On Thursday during workshop, Glen told me about the Anatomy Collective's show, "Many Things are Destroying Me," and asked me if I might like to go see it. I said I would, so after my relatively failed writing session at the Pick Me Up, I trained home in a piss-poor mood to my home and then bused (bussed? bust?) out to Wicker Park for the show. By the first five or ten minutes, the bad mood was completely gone.

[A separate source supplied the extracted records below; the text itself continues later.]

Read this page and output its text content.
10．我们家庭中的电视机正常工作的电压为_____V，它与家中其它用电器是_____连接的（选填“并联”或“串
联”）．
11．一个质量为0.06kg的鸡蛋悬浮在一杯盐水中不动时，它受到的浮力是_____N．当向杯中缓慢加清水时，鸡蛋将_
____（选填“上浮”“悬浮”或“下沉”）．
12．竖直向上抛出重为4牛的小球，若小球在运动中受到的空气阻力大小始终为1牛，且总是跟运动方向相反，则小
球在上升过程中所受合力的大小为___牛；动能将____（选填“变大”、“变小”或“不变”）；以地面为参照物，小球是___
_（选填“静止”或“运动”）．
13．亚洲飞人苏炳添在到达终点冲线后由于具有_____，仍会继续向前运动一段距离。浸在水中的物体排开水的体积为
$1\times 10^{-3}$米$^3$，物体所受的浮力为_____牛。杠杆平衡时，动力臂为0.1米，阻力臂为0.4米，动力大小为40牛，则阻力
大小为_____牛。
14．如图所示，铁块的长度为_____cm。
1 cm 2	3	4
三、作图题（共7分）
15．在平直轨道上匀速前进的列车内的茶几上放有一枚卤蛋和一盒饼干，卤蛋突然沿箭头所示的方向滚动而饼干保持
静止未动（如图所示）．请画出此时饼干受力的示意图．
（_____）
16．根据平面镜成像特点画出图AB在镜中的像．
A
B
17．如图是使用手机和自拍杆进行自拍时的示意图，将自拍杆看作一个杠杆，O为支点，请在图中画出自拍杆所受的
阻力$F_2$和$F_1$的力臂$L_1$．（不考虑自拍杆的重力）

In essence, "Many Things are Destroying Me" is actually three shows: an interactive installation, a play, and an afterparty (if you can consider an afterparty a show...which I do). And the three parts were disparate enough that it's really difficult for me to review them as one item. The opening installation was a little like walking through a live-action version of Fly Guy. It invited the audience to wander through and a beautiful and surreal environment and interact with the miming characters within. A pair of women, bound in a wirework cage underneath a starscape of broken wine glasses sensually hand danced and made eyes at audience members. A mime in the middle of a circle of flowers played spin the bottle with himself (and anyone who wanted to sit with him) and tossed around an apple with a dancing girl in white and a persnickety writer who wandered the audience announcing himself with a horn. All of this was set to the music of an accordion player, who sat in the corner and whose face was so serious and intriguing that I was simultaneously enticed and terrified to walk up to her. In all, this was my favorite part of the evening, and not just because I'm a whore for artistic installations that invite me to play (although I am), but because of the balance struck between inviting play and giving the audience space. Which is to say that the Anatomy Collective provided ample opportunity for people like me to come and play, while not neglecting the beauty and visual elements necessary to rope in people who prefer to sit back and watch. It's a difficult balance to make--one that even some of the most accomplished spectacle companies often fail in, in my opinion--and the group pulled it off wonderfully.
The second part of the show consisted of five short absurd plays by Chicago playwright Taavo Smith. In them, a pair of men stand before the "Author" (played by Taavo, himself) and ask him questions fanboy-style, though all but his one knee is paralyzed. In another, a man and a woman talk around the presence and possibly rape of another woman (who may or may not even exist). Though they were well written, these really break no new ground. Instead, they tread over the same ground covered years before by Beckett, Ionescu (woot! spelled it right.), Pinter--essentially the canon of absurdist plays. In and of itself that might have left me unimpressed and cold, but they were acted with such commitment and skill that they really took on a life of their own outside of their genre. Thus a scene in which two men held an argument in gibberish, which in unskilled hands might have turned into just another knock-off of the French Dadaist movement, was performed so adeptly that it truly allowed the audience to divorce themselves from the meaning of words and experience the emotion of the argument. Sudden shifts in mood and style in the aforementioned man-and-woman scene helped lend gravity and a real sense of unease to a conversation that said nothing particularly unsettling or creepy.
At the party afterward, I got to speak with Taavo, as well as the Anatomy Collective's artistic director, Stephanie Acosta and company member, Alex Miles Younger. I found them very giving and unpretentious, and I really think that this aided in creating the inviting mood of the show. Because had they been pretentious or dismissive or uninviting, themselves, this would have bled into the performances of the actors. It's good to know, then, that there are people creating fun spectacle and interesting shows who are not so full of themselves.
In all, it was truly a delight to see this show. If you can, I recommend seeing it. It runs again tonight. If not, look for the Anatomy Collective's next performance, Prometheus. I have a feeling it will be very interesting.